Un terremoto de magnitud 7.1 sacudió la prefectura de Kumamoto, en el sur de Japón, la tarde del 28 de julio, con una intensidad máxima de 7 en la escala Shindo. El saldo preliminar: al menos 3 muertos, cerca de 100 heridos y varias personas desaparecidas. Las autoridades activaron y luego levantaron una alerta de tsunami de hasta un metro.
El derrumbe de una sección del centro comercial Aeon Mall de Kashima dejó dos cuerpos entre los escombros, y entre 45 mil y 48 mil hogares se quedaron sin electricidad.
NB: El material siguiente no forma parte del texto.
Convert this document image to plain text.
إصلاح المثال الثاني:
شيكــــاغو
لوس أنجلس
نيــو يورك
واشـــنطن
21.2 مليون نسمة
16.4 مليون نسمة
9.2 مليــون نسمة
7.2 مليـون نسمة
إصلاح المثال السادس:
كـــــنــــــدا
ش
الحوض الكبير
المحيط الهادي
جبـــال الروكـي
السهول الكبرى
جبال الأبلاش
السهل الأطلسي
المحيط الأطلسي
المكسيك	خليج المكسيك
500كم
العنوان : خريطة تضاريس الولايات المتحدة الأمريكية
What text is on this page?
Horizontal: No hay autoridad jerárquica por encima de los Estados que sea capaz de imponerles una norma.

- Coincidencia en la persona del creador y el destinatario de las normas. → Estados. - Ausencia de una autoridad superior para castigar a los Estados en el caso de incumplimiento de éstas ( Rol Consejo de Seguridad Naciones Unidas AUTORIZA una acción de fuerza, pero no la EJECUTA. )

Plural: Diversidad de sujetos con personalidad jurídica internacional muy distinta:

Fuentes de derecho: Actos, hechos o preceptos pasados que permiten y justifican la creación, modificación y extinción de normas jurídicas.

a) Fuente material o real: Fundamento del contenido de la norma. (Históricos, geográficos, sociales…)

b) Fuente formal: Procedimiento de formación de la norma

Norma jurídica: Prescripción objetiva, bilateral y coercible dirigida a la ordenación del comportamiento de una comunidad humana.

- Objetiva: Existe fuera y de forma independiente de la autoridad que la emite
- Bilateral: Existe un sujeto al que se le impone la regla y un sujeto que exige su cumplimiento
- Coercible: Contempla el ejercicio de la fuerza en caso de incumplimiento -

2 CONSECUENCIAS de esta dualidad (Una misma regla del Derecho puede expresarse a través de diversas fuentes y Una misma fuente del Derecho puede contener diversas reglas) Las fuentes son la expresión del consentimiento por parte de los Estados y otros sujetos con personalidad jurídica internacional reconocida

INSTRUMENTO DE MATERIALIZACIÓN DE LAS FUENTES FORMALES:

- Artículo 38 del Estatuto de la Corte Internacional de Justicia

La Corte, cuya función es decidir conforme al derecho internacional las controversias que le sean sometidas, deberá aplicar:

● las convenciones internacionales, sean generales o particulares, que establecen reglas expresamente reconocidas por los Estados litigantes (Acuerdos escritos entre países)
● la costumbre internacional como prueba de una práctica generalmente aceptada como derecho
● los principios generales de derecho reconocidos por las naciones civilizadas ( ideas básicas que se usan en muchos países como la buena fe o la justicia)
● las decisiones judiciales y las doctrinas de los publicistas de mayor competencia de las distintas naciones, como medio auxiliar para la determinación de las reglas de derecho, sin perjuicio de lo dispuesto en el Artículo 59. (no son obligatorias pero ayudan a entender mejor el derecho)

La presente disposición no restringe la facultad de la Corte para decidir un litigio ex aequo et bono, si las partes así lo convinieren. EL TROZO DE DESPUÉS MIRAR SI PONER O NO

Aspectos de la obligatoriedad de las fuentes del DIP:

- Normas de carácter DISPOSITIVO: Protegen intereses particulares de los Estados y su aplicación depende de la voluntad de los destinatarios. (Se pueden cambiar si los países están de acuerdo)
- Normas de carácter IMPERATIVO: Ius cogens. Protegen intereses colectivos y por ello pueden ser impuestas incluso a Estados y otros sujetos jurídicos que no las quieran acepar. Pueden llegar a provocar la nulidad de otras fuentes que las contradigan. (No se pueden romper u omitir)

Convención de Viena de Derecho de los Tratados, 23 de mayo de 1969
Una réplica de magnitud 6.1 se sumó a la emergencia horas después.
En Venezuela, la actividad sísmica tampoco cede: Funvisis ha registrado ya más de 1,500 réplicas desde el doblete de magnitud 7.2 y 7.5 del 24 de junio frente a las costas de La Guaira y Caracas, con temblores moderados de entre 2.0 y 3.6 reportados constantemente esta semana.
En Oaxaca, un sismo de magnitud 4.1 se registró la madrugada del 28 de julio a 9 kilómetros al noreste de Juchitán de Zaragoza, a 87 kilómetros de profundidad, sin causar daños ni interrumpir las actividades cotidianas.
Tres países, tres escalas de magnitud distintas, pero un mismo recordatorio: la actividad sísmica no avisa, y la diferencia entre una anécdota y una tragedia depende casi siempre de qué tan preparada esté la infraestructura que la recibe.